The report describes the factors that rapid growth in each category since 2007, including policies, improved technologies and lower costs, all of which suggest the potential for continued rapid growth in the years to come.

“We’ve built a good foundation, especially in solar and energy efficiency,” said Alex Keally, Partner at Solect Energy. “But we need to build on that foundation by getting the Clean Energy Bill passed before the July 31st deadline in order to ensure a cleaner future for the Commonwealth.”

The report comes as a diverse group of U.S. cities, states, corporations and institutions commit to 100 percent renewable energy. In 2015, Hawaii became the first state in the country to set a 100 percent renewable energy requirement, and similar bills in both Massachusetts and California have cleared major hurdles this year.

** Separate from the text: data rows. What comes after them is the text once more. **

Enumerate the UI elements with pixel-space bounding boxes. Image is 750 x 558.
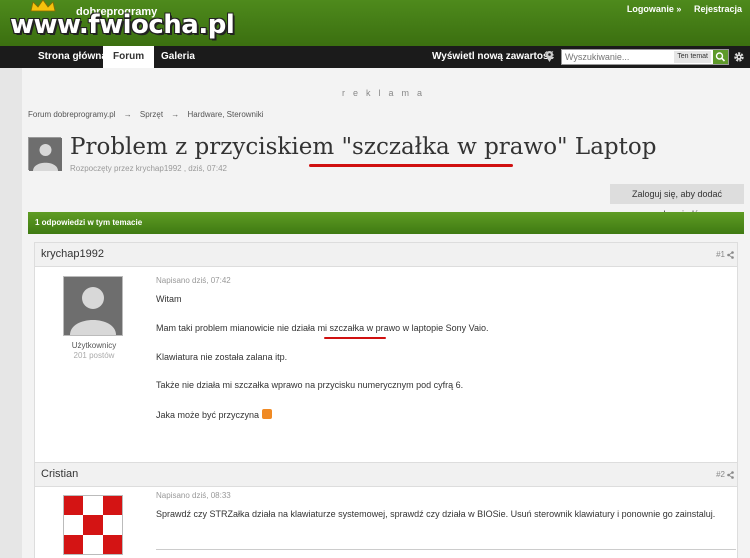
breadcrumb-drivers[interactable]: Hardware, Sterowniki [188,110,264,119]
signature-divider [156,549,736,550]
show-new-content-link[interactable]: Wyświetl nową zawartość [432,46,554,68]
red-annotation-underline [309,164,513,167]
search-input[interactable] [562,50,670,64]
forum-content: reklama Forum dobreprogramy.pl → Sprzęt … [22,68,750,558]
search-button[interactable] [713,50,728,64]
tab-forum[interactable]: Forum [103,46,155,68]
post-author[interactable]: Cristian [41,468,78,480]
post-header: krychap1992 #1 [35,243,737,267]
user-avatar[interactable] [63,276,123,336]
topic-author-avatar[interactable] [28,137,62,171]
avatar-silhouette-icon [29,138,62,171]
watermark-logo: www.fwiocha.pl [10,10,235,40]
login-to-reply-button[interactable]: Zaloguj się, aby dodać odpowiedź [610,184,744,219]
answers-count-bar: 1 odpowiedzi w tym temacie [28,212,744,234]
share-icon[interactable] [727,251,734,259]
post-text-line: Mam taki problem mianowicie nie działa m… [156,323,489,333]
account-links: Logowanie » Rejestracja [617,4,742,14]
search-icon [715,52,726,62]
user-group: Użytkownicy [71,341,117,350]
site-logo[interactable]: dobreprogramy www.fwiocha.pl [6,0,235,44]
breadcrumb-arrow-icon: → [171,110,180,119]
confused-emoji-icon [262,409,273,419]
user-post-count: 201 postów [73,351,115,360]
post-date: Napisano dziś, 08:33 [156,491,231,500]
user-avatar[interactable] [63,495,123,555]
page-title: Problem z przyciskiem "szczałka w prawo"… [70,134,657,160]
post-author[interactable]: krychap1992 [41,248,104,260]
search-box: Ten temat [561,49,729,65]
location-pin-icon[interactable] [546,51,553,62]
gear-icon[interactable] [733,51,745,63]
breadcrumb-hardware[interactable]: Sprzęt [140,110,163,119]
post-text-line: Sprawdź czy STRZałka działa na klawiatur… [156,509,716,519]
post-date: Napisano dziś, 07:42 [156,276,231,285]
topic-meta: Rozpoczęty przez krychap1992 , dziś, 07:… [70,164,227,173]
post-number[interactable]: #1 [716,250,725,259]
red-annotation-underline [324,337,386,339]
login-link[interactable]: Logowanie » [627,4,682,14]
avatar-silhouette-icon [64,277,122,335]
post-text-line: Jaka może być przyczyna [156,409,273,420]
tab-gallery[interactable]: Galeria [151,46,205,68]
search-scope-selector[interactable]: Ten temat [674,51,711,63]
post: krychap1992 #1 Użytkownicy 201 postów Na… [34,242,738,464]
main-navbar: Strona główna Forum Galeria Wyświetl now… [0,46,750,68]
breadcrumb-arrow-icon: → [123,110,132,119]
post-text: Jaka może być przyczyna [156,410,260,420]
post-text-line: Klawiatura nie została zalana itp. [156,352,288,362]
checkerboard-avatar-icon [64,496,122,554]
ad-label: reklama [341,88,430,98]
share-icon[interactable] [727,471,734,479]
post-number[interactable]: #2 [716,470,725,479]
site-banner: dobreprogramy www.fwiocha.pl Logowanie »… [0,0,750,46]
post-text-line: Witam [156,294,182,304]
post-header: Cristian #2 [35,463,737,487]
post: Cristian #2 Napisano dziś, 08:33 Sprawdź… [34,462,738,558]
breadcrumb: Forum dobreprogramy.pl → Sprzęt → Hardwa… [28,110,270,119]
breadcrumb-forum[interactable]: Forum dobreprogramy.pl [28,110,115,119]
register-link[interactable]: Rejestracja [694,4,742,14]
post-text-line: Także nie działa mi szczałka wprawo na p… [156,380,464,390]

In Massachusetts, seven cities and towns have adopted a goal of 100 percent renewable energy, with similar commitments pending in other communities. Boston University and Harvard University have committed to purchase 100 percent of their electricity from renewable sources, while Hampshire College is already powered entirely by on-campus solar panels.

Globally, 131 major companies, including Biogen, Google, and P&G, have committed to power their operations with 100 percent renewable energy.

In June, the Massachusetts Senate passed a bill that would eliminate caps on solar net metering and increase renewable energy to 50 percent of Massachusetts’ electricity consumption by 2030 and 100 percent by 2047. Legislation approved by the House is less ambitious and will not meet the goal of 100 percent renewable electricity by 2050. The legislative session ends on July 31.

Framingham has begun to take steps toward the clean energy revolution.

“As Framingham has moved from a town to a city, our new government has backed the reduction of our carbon footprint by creating a Sustainable Coordinator, who can lead the implementation of the town meeting resolution to move to 100 percent renewable energy,” said Larry Stoodt from 350 MA Metrowest Node.

“Framingham bears the burden of over 500 environmental hazardous sites largely due to fossil fuels. From 1880 to 1967 a former manufactured gas plant polluted 20 acres of land and wetlands with the by- products of gas production- carcinogenic coal tar, creosote, arsenic sulfur and cyanide compounds,” said Framingham District 8 City Councilor Judith Grove. “Public health demands that we stop pollution caused by fossil fuels and fully support clean energy.”